Boston Review recently published its Citizen Consumer forum, featuring responses by labor experts, advocates and academics to an article by Dara O’Rourke on ethical consumption. O’Rourke, co-founder of Good Guide and professor at the University of California, Berkeley, weighs the impact of ethical consumerism on the marketplace and discusses some of the tools available to help consumers make smart decisions. Labor advocates – including FLA’s Auret van Heerden, Scott Nova of the Worker Rights Consortium, Juliet Schor of Boston College and others – responded to the article and offered their own perspectives on ethical consumption.
From Auret’s response:
As consumers, we face hundreds of choices each day: What kind of shampoo should I use? Where should I buy a cup of coffee? What brand of shoe is best for my workout?
For most consumers, the choice is automatic; many will select the cheapest option, while others will make their decisions on the basis of habit or social cues. Each of these factors poses barriers to ethical consumption, and NGOs and campaigns have focused on asking consumers to change in order to overcome those barriers.
Of course, NGOs have created some innovative tools to help consumers make ethical purchasing decisions more easily. These types of tools are essential, and many are Web-based so they can be consulted on smart phones. But there is still the problem of how to inform decision making at the point of sale. Activists have tried to guide shoppers by creating labels that should be instantly recognizable. Unfortunately, there is now a proliferation of labels, rankings, scorecards, guidelines, and phone apps that add further complication. And by asking consumers to consider so many issues—environmental health, resource conservation, ethical trade, workers’ rights, human rights, animal rights—we risk making them feel guilty if one of their favorite products falls short. This atmosphere of anxiety and judgment may be part of the reason why only a small percentage of consumers act on their convictions.
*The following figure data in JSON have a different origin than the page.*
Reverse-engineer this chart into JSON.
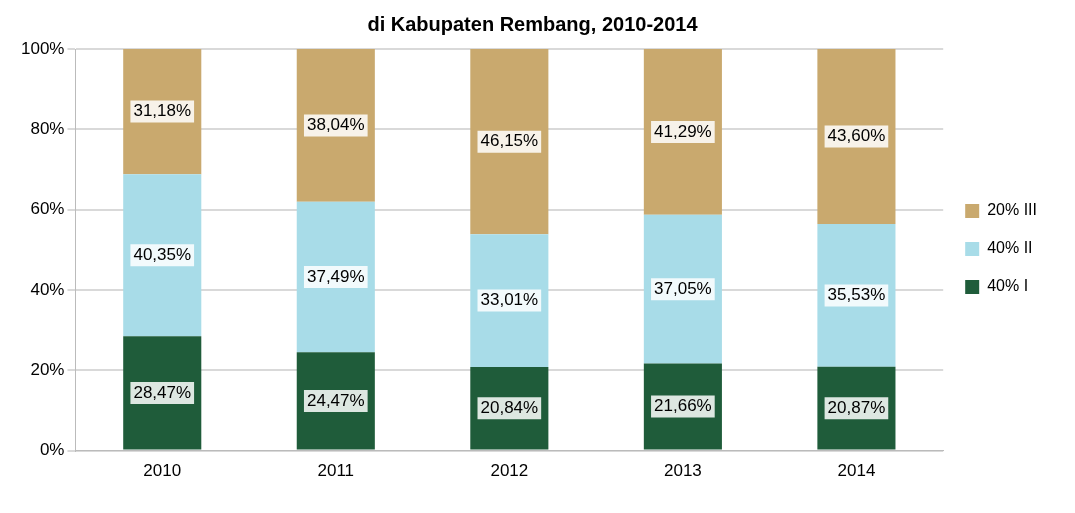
{
  "chart_data": {
    "type": "bar",
    "title": "di Kabupaten Rembang, 2010-2014",
    "stacked": true,
    "categories": [
      "2010",
      "2011",
      "2012",
      "2013",
      "2014"
    ],
    "series": [
      {
        "name": "40% I",
        "color": "#1f5c3a",
        "values": [
          28.47,
          24.47,
          20.84,
          21.66,
          20.87
        ],
        "value_labels": [
          "28,47%",
          "24,47%",
          "20,84%",
          "21,66%",
          "20,87%"
        ]
      },
      {
        "name": "40% II",
        "color": "#a8dce8",
        "values": [
          40.35,
          37.49,
          33.01,
          37.05,
          35.53
        ],
        "value_labels": [
          "40,35%",
          "37,49%",
          "33,01%",
          "37,05%",
          "35,53%"
        ]
      },
      {
        "name": "20% III",
        "color": "#c9a96e",
        "values": [
          31.18,
          38.04,
          46.15,
          41.29,
          43.6
        ],
        "value_labels": [
          "31,18%",
          "38,04%",
          "46,15%",
          "41,29%",
          "43,60%"
        ]
      }
    ],
    "ylim": [
      0,
      100
    ],
    "yticks": [
      {
        "value": 0,
        "label": "0%"
      },
      {
        "value": 20,
        "label": "20%"
      },
      {
        "value": 40,
        "label": "40%"
      },
      {
        "value": 60,
        "label": "60%"
      },
      {
        "value": 80,
        "label": "80%"
      },
      {
        "value": 100,
        "label": "100%"
      }
    ],
    "grid": "y",
    "legend": "right"
  }
}
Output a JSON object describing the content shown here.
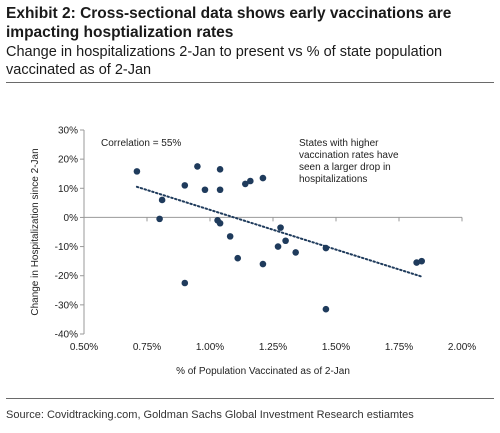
{
  "title": "Exhibit 2: Cross-sectional data shows early vaccinations are impacting hosptialization rates",
  "subtitle": "Change in hospitalizations 2-Jan to present vs % of state population vaccinated as of 2-Jan",
  "source": "Source: Covidtracking.com, Goldman Sachs Global Investment Research estiamtes",
  "chart_data": {
    "type": "scatter",
    "xlabel": "% of Population Vaccinated as of 2-Jan",
    "ylabel": "Change in Hospitalization since 2-Jan",
    "xlim": [
      0.5,
      2.0
    ],
    "ylim": [
      -40,
      30
    ],
    "x_ticks": [
      0.5,
      0.75,
      1.0,
      1.25,
      1.5,
      1.75,
      2.0
    ],
    "x_tick_labels": [
      "0.50%",
      "0.75%",
      "1.00%",
      "1.25%",
      "1.50%",
      "1.75%",
      "2.00%"
    ],
    "y_ticks": [
      -40,
      -30,
      -20,
      -10,
      0,
      10,
      20,
      30
    ],
    "y_tick_labels": [
      "-40%",
      "-30%",
      "-20%",
      "-10%",
      "0%",
      "10%",
      "20%",
      "30%"
    ],
    "grid": false,
    "marker_color": "#1f3b5c",
    "points": [
      {
        "x": 0.71,
        "y": 15.8
      },
      {
        "x": 0.8,
        "y": -0.5
      },
      {
        "x": 0.81,
        "y": 6.0
      },
      {
        "x": 0.9,
        "y": 11.0
      },
      {
        "x": 0.9,
        "y": -22.5
      },
      {
        "x": 0.95,
        "y": 17.5
      },
      {
        "x": 0.98,
        "y": 9.5
      },
      {
        "x": 1.04,
        "y": 16.5
      },
      {
        "x": 1.04,
        "y": 9.5
      },
      {
        "x": 1.03,
        "y": -1.0
      },
      {
        "x": 1.04,
        "y": -2.0
      },
      {
        "x": 1.08,
        "y": -6.5
      },
      {
        "x": 1.11,
        "y": -14.0
      },
      {
        "x": 1.14,
        "y": 11.5
      },
      {
        "x": 1.16,
        "y": 12.5
      },
      {
        "x": 1.21,
        "y": 13.5
      },
      {
        "x": 1.21,
        "y": -16.0
      },
      {
        "x": 1.28,
        "y": -3.5
      },
      {
        "x": 1.27,
        "y": -10.0
      },
      {
        "x": 1.3,
        "y": -8.0
      },
      {
        "x": 1.34,
        "y": -12.0
      },
      {
        "x": 1.46,
        "y": -10.5
      },
      {
        "x": 1.46,
        "y": -31.5
      },
      {
        "x": 1.82,
        "y": -15.5
      },
      {
        "x": 1.84,
        "y": -15.0
      }
    ],
    "trendline": {
      "x": [
        0.71,
        1.84
      ],
      "y": [
        10.5,
        -20.3
      ],
      "style": "dotted"
    },
    "annotations": [
      {
        "text": "Correlation = 55%"
      },
      {
        "lines": [
          "States with higher",
          "vaccination rates have",
          "seen a larger drop in",
          "hospitalizations"
        ]
      }
    ]
  }
}
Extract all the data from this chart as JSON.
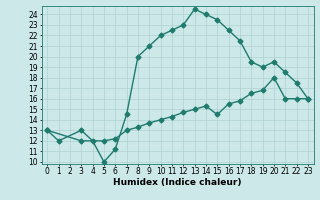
{
  "xlabel": "Humidex (Indice chaleur)",
  "xlim": [
    -0.5,
    23.5
  ],
  "ylim": [
    9.8,
    24.8
  ],
  "yticks": [
    10,
    11,
    12,
    13,
    14,
    15,
    16,
    17,
    18,
    19,
    20,
    21,
    22,
    23,
    24
  ],
  "xticks": [
    0,
    1,
    2,
    3,
    4,
    5,
    6,
    7,
    8,
    9,
    10,
    11,
    12,
    13,
    14,
    15,
    16,
    17,
    18,
    19,
    20,
    21,
    22,
    23
  ],
  "background_color": "#cde8e8",
  "grid_color": "#a8cccc",
  "line_color": "#1e7b6e",
  "curve1_x": [
    0,
    1,
    3,
    4,
    5,
    6,
    7,
    8,
    9,
    10,
    11,
    12,
    13,
    14,
    15,
    16,
    17,
    18,
    19,
    20,
    21,
    22,
    23
  ],
  "curve1_y": [
    13,
    12,
    13,
    12,
    10,
    11.2,
    14.5,
    20,
    21,
    22,
    22.5,
    23,
    24.5,
    24,
    23.5,
    22.5,
    21.5,
    19.5,
    19,
    19.5,
    18.5,
    17.5,
    16
  ],
  "curve2_x": [
    0,
    3,
    5,
    6,
    7,
    8,
    9,
    10,
    11,
    12,
    13,
    14,
    15,
    16,
    17,
    18,
    19,
    20,
    21,
    22,
    23
  ],
  "curve2_y": [
    13,
    12,
    12,
    12.2,
    13.0,
    13.3,
    13.7,
    14.0,
    14.3,
    14.7,
    15.0,
    15.3,
    14.5,
    15.5,
    15.8,
    16.5,
    16.8,
    18.0,
    16.0,
    16.0,
    16.0
  ],
  "marker_size": 2.5,
  "line_width": 1.0,
  "tick_fontsize": 5.5,
  "label_fontsize": 6.5
}
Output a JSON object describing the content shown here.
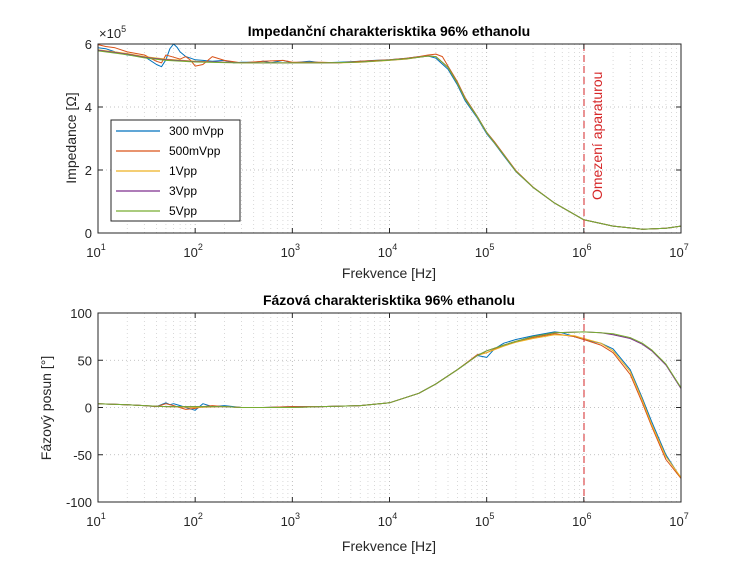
{
  "chart_data": [
    {
      "type": "line",
      "title": "Impedanční charakterisktika 96% ethanolu",
      "xlabel": "Frekvence [Hz]",
      "ylabel": "Impedance [Ω]",
      "xscale": "log",
      "xlim": [
        10,
        10000000
      ],
      "ylim": [
        0,
        600000
      ],
      "y_exponent_label": "×10",
      "y_exponent": "5",
      "x_tick_values": [
        10,
        100,
        1000,
        10000,
        100000,
        1000000,
        10000000
      ],
      "x_tick_base": "10",
      "x_tick_exponents": [
        "1",
        "2",
        "3",
        "4",
        "5",
        "6",
        "7"
      ],
      "y_tick_values": [
        0,
        200000,
        400000,
        600000
      ],
      "y_tick_labels": [
        "0",
        "2",
        "4",
        "6"
      ],
      "grid": "major and minor, dotted",
      "legend_position": "lower-left",
      "colors": [
        "#0072BD",
        "#D95319",
        "#EDB120",
        "#7E2F8E",
        "#77AC30"
      ],
      "annotation": {
        "text": "Omezení aparaturou",
        "x": 1000000,
        "color": "#d62728"
      },
      "series": [
        {
          "name": "300 mVpp",
          "x": [
            10,
            12,
            15,
            20,
            30,
            40,
            45,
            50,
            55,
            60,
            65,
            70,
            80,
            90,
            100,
            120,
            150,
            200,
            250,
            300,
            400,
            500,
            600,
            800,
            1000,
            1500,
            2000,
            3000,
            5000,
            7000,
            10000,
            15000,
            20000,
            25000,
            30000,
            40000,
            50000,
            60000,
            80000,
            100000,
            120000,
            150000,
            200000,
            300000,
            500000,
            1000000,
            2000000,
            4000000,
            7000000,
            10000000
          ],
          "y": [
            588000,
            585000,
            575000,
            565000,
            560000,
            535000,
            528000,
            550000,
            585000,
            600000,
            590000,
            575000,
            560000,
            555000,
            550000,
            548000,
            545000,
            548000,
            540000,
            542000,
            542000,
            545000,
            540000,
            548000,
            540000,
            545000,
            540000,
            542000,
            545000,
            548000,
            550000,
            555000,
            560000,
            562000,
            555000,
            520000,
            470000,
            420000,
            365000,
            315000,
            285000,
            245000,
            195000,
            145000,
            95000,
            42000,
            22000,
            12000,
            15000,
            22000
          ]
        },
        {
          "name": "500mVpp",
          "x": [
            10,
            12,
            15,
            20,
            30,
            40,
            45,
            50,
            60,
            70,
            80,
            90,
            100,
            120,
            150,
            200,
            300,
            500,
            800,
            1000,
            2000,
            3000,
            5000,
            10000,
            15000,
            20000,
            25000,
            30000,
            35000,
            40000,
            50000,
            60000,
            80000,
            100000,
            120000,
            150000,
            200000,
            300000,
            500000,
            1000000,
            2000000,
            4000000,
            7000000,
            10000000
          ],
          "y": [
            598000,
            592000,
            588000,
            575000,
            565000,
            545000,
            540000,
            565000,
            558000,
            552000,
            560000,
            548000,
            530000,
            535000,
            560000,
            548000,
            540000,
            545000,
            548000,
            542000,
            542000,
            540000,
            545000,
            550000,
            555000,
            560000,
            565000,
            568000,
            560000,
            530000,
            480000,
            430000,
            370000,
            320000,
            290000,
            250000,
            198000,
            146000,
            95000,
            42000,
            22000,
            12000,
            15000,
            22000
          ]
        },
        {
          "name": "1Vpp",
          "x": [
            10,
            20,
            30,
            50,
            100,
            200,
            300,
            500,
            1000,
            2000,
            3000,
            5000,
            10000,
            15000,
            20000,
            25000,
            30000,
            40000,
            50000,
            60000,
            80000,
            100000,
            150000,
            200000,
            300000,
            500000,
            1000000,
            2000000,
            4000000,
            7000000,
            10000000
          ],
          "y": [
            582000,
            570000,
            560000,
            552000,
            545000,
            542000,
            540000,
            540000,
            540000,
            540000,
            540000,
            542000,
            548000,
            552000,
            558000,
            562000,
            560000,
            525000,
            475000,
            425000,
            368000,
            318000,
            248000,
            196000,
            145000,
            95000,
            42000,
            22000,
            12000,
            15000,
            22000
          ]
        },
        {
          "name": "3Vpp",
          "x": [
            10,
            20,
            30,
            50,
            100,
            200,
            300,
            500,
            1000,
            2000,
            3000,
            5000,
            10000,
            15000,
            20000,
            25000,
            30000,
            40000,
            50000,
            60000,
            80000,
            100000,
            150000,
            200000,
            300000,
            500000,
            1000000,
            2000000,
            4000000,
            7000000,
            10000000
          ],
          "y": [
            580000,
            568000,
            558000,
            550000,
            544000,
            542000,
            541000,
            540000,
            540000,
            540000,
            541000,
            543000,
            549000,
            553000,
            558000,
            562000,
            560000,
            526000,
            476000,
            426000,
            369000,
            319000,
            248000,
            196000,
            145000,
            95000,
            42000,
            22000,
            12000,
            15000,
            22000
          ]
        },
        {
          "name": "5Vpp",
          "x": [
            10,
            20,
            30,
            50,
            100,
            200,
            300,
            500,
            1000,
            2000,
            3000,
            5000,
            10000,
            15000,
            20000,
            25000,
            30000,
            40000,
            50000,
            60000,
            80000,
            100000,
            150000,
            200000,
            300000,
            500000,
            1000000,
            2000000,
            4000000,
            7000000,
            10000000
          ],
          "y": [
            578000,
            566000,
            556000,
            548000,
            543000,
            541000,
            540000,
            540000,
            540000,
            540000,
            541000,
            543000,
            549000,
            553000,
            558000,
            562000,
            560000,
            526000,
            476000,
            426000,
            369000,
            319000,
            248000,
            196000,
            145000,
            95000,
            42000,
            22000,
            12000,
            15000,
            22000
          ]
        }
      ]
    },
    {
      "type": "line",
      "title": "Fázová charakterisktika 96% ethanolu",
      "xlabel": "Frekvence [Hz]",
      "ylabel": "Fázový posun [°]",
      "xscale": "log",
      "xlim": [
        10,
        10000000
      ],
      "ylim": [
        -100,
        100
      ],
      "x_tick_values": [
        10,
        100,
        1000,
        10000,
        100000,
        1000000,
        10000000
      ],
      "x_tick_base": "10",
      "x_tick_exponents": [
        "1",
        "2",
        "3",
        "4",
        "5",
        "6",
        "7"
      ],
      "y_tick_values": [
        -100,
        -50,
        0,
        50,
        100
      ],
      "y_tick_labels": [
        "-100",
        "-50",
        "0",
        "50",
        "100"
      ],
      "grid": "major and minor, dotted",
      "colors": [
        "#0072BD",
        "#D95319",
        "#EDB120",
        "#7E2F8E",
        "#77AC30"
      ],
      "vline": {
        "x": 1000000,
        "color": "#d62728"
      },
      "series": [
        {
          "name": "300 mVpp",
          "x": [
            10,
            20,
            30,
            40,
            50,
            55,
            60,
            70,
            80,
            100,
            120,
            150,
            200,
            300,
            500,
            1000,
            2000,
            5000,
            10000,
            20000,
            30000,
            50000,
            80000,
            100000,
            120000,
            150000,
            200000,
            300000,
            500000,
            600000,
            800000,
            1000000,
            1500000,
            2000000,
            3000000,
            4000000,
            5000000,
            7000000,
            10000000
          ],
          "y": [
            4,
            3,
            2,
            1,
            5,
            3,
            4,
            2,
            0,
            -3,
            4,
            1,
            2,
            0,
            0,
            1,
            1,
            2,
            5,
            15,
            25,
            40,
            55,
            53,
            62,
            68,
            72,
            76,
            80,
            79,
            75,
            72,
            68,
            62,
            40,
            10,
            -15,
            -50,
            -75
          ]
        },
        {
          "name": "500mVpp",
          "x": [
            10,
            20,
            30,
            40,
            50,
            60,
            80,
            100,
            120,
            150,
            200,
            300,
            500,
            1000,
            2000,
            5000,
            10000,
            20000,
            30000,
            50000,
            80000,
            100000,
            150000,
            200000,
            300000,
            500000,
            800000,
            1000000,
            1500000,
            2000000,
            3000000,
            4000000,
            5000000,
            7000000,
            10000000
          ],
          "y": [
            4,
            3,
            2,
            1,
            4,
            2,
            -2,
            -1,
            1,
            2,
            1,
            0,
            0,
            1,
            1,
            2,
            5,
            15,
            25,
            40,
            56,
            58,
            66,
            70,
            74,
            78,
            75,
            72,
            66,
            58,
            35,
            5,
            -20,
            -55,
            -75
          ]
        },
        {
          "name": "1Vpp",
          "x": [
            10,
            20,
            30,
            50,
            100,
            200,
            300,
            500,
            1000,
            2000,
            5000,
            10000,
            20000,
            30000,
            50000,
            80000,
            100000,
            150000,
            200000,
            300000,
            500000,
            800000,
            1000000,
            1500000,
            2000000,
            3000000,
            4000000,
            5000000,
            7000000,
            10000000
          ],
          "y": [
            4,
            3,
            2,
            1,
            0,
            1,
            0,
            0,
            0,
            1,
            2,
            5,
            15,
            25,
            40,
            55,
            58,
            65,
            69,
            73,
            77,
            76,
            73,
            68,
            60,
            38,
            8,
            -18,
            -52,
            -74
          ]
        },
        {
          "name": "3Vpp",
          "x": [
            10,
            20,
            30,
            50,
            100,
            200,
            300,
            500,
            1000,
            2000,
            5000,
            10000,
            20000,
            30000,
            50000,
            80000,
            100000,
            150000,
            200000,
            300000,
            500000,
            1000000,
            1500000,
            2000000,
            3000000,
            4000000,
            5000000,
            7000000,
            10000000
          ],
          "y": [
            4,
            3,
            2,
            1,
            1,
            1,
            0,
            0,
            0,
            1,
            2,
            5,
            15,
            25,
            40,
            55,
            60,
            66,
            70,
            75,
            79,
            80,
            79,
            77,
            73,
            67,
            60,
            45,
            20
          ]
        },
        {
          "name": "5Vpp",
          "x": [
            10,
            20,
            30,
            50,
            100,
            200,
            300,
            500,
            1000,
            2000,
            5000,
            10000,
            20000,
            30000,
            50000,
            80000,
            100000,
            150000,
            200000,
            300000,
            500000,
            1000000,
            1500000,
            2000000,
            3000000,
            4000000,
            5000000,
            7000000,
            10000000
          ],
          "y": [
            4,
            3,
            2,
            1,
            1,
            1,
            0,
            0,
            0,
            1,
            2,
            5,
            15,
            25,
            40,
            55,
            60,
            66,
            70,
            75,
            79,
            80,
            79,
            78,
            74,
            68,
            61,
            46,
            21
          ]
        }
      ]
    }
  ]
}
If you play out each scenario for making an ethical choice, you quickly realize the difficulties. One option is to research online the products you intend to buy before you go to the store. Possible, but not very practical, and of no help when it comes to the “impulse buy.” A little more likely is that you check labels to see if products have been certified by one of the initiatives that works on the issues that matter to you. Fair trade and organic products are easily identified, as are those that protect endangered species and certain scarce resources, such as ethically harvested woods. Those labels are generally reliable, especially when they deal with one standard, but the consumer can easily zone out when there are competing labels.